O suinicultor amigo do ambiente

É dono de uma suinicultura e tem, quiçá por osmose, um ar vagamente porcino. A gordura que lhe sobe da barriga e chega ao pescoço entope-lhe a voz, que sai numa espécie de ronco afogado. Apesar do ar pouco apessoado, parece que é doutor, quem diria. A sua empresa descarrega as águas residuais (as domésticas e as industriais) para a ribeira mais próxima, e é por isso que está ali. Discorre poeticamente perante o juiz sobre a importância do ambiente para as gerações futuras e de como a sua empresa cumpre tudo e mais alguma coisa, nota-se um quase tremorzinho na voz de gargarejo. Descreve com orgulho os benefícios de uma ETAR própria que em tempos construiu, tentando convencer o tribunal do depuramento eficaz dos restos dos porcos mortos, mil e quinhentos por semana. Que fez pedidos e aguarda respostas, por isso não tem licenças.

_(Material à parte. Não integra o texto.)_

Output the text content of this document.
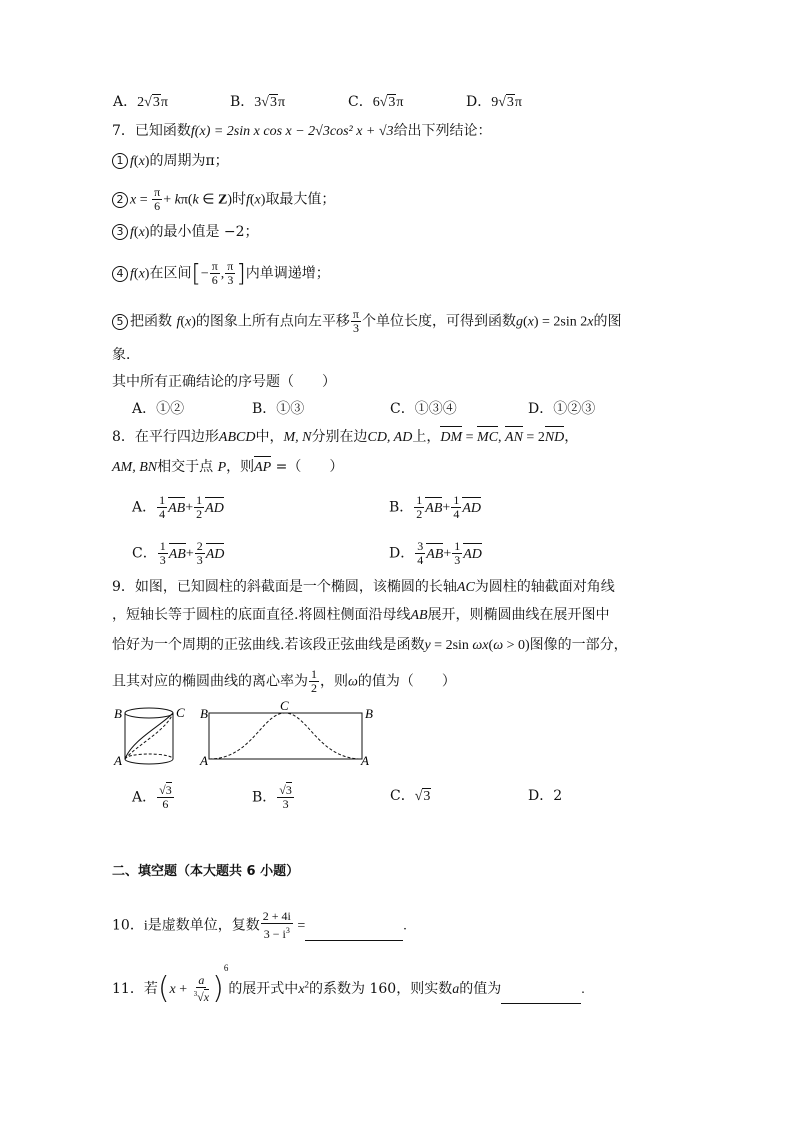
A．2√3π	B．3√3π	C．6√3π	D．9√3π
7．已知函数f(x) = 2sin x cos x − 2√3cos² x + √3给出下列结论：
1 f(x)的周期为π；
2 $x = \frac{\pi}{6} + k\pi(k$ ∈ Z)时f(x)取最大值；
3 f(x)的最小值是 −2；
4 f(x)在区间[− $\frac{\pi}{6}$ , $\frac{\pi}{3}$ ]内单调递增；
5 把函数 f(x)的图象上所有点向左平移 $\frac{\pi}{3}$ 个单位长度，可得到函数g(x) = 2sin 2x的图
象．
其中所有正确结论的序号题（　　）
A．①②	B．①③	C．①③④	D．①②③
8．在平行四边形ABCD中，M, N分别在边CD, AD上，DM = MC, AN = 2ND，
AM, BN相交于点 P，则AP =（　　）
A． $\frac{1}{4} AB+ \frac{1}{2}$ AD	B． $\frac{1}{2} AB+ \frac{1}{4}$ AD
C． $\frac{1}{3} AB+ \frac{2}{3}$ AD	D． $\frac{3}{4} AB+ \frac{1}{3}$ AD
9．如图，已知圆柱的斜截面是一个椭圆，该椭圆的长轴AC为圆柱的轴截面对角线
，短轴长等于圆柱的底面直径.将圆柱侧面沿母线AB展开，则椭圆曲线在展开图中
恰好为一个周期的正弦曲线.若该段正弦曲线是函数y = 2sin ωx(ω > 0)图像的一部分，
且其对应的椭圆曲线的离心率为 $\frac{1}{2}$ ，则ω的值为（　　）
B	C
A
B
C
B
A	A
A． $\frac{√3}{6}$	B． $\frac{√3}{3}$	C．√3	D．2
二、填空题（本大题共 6 小题）
10．i是虚数单位，复数 $\frac{2 + 4i}{3 - i^3}$ =	.
11．若$(x + \frac{a}{^3√x} )^6$的展开式中$x^2$的系数为 160，则实数a的值为	.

Na empresa há também um furo, a mais de duzentos metros, bomba de cinco cavalos. Há anos que vem roubando a água ao domínio hídrico, ou seja, a todos nós, milhões de litros de água que limpam a porcaria que é transformar porcos em chouriços e salsichas. E assim, de facto, se assegura o futuro das gerações: pelo menos não morrem à fome. Por este pecadilho, arrisca quinhentos euros de coima. Quinhentos euros. Que mesmo assim não quer pagar (e por isso está ali). Enquanto o juiz fala, afoga mais uma vez a respiração num ronco e olha de lado para o rolex de ouro no pulso peludo, tempo é dinheiro. Só o ambiente se vende barato, quase dado, neste país.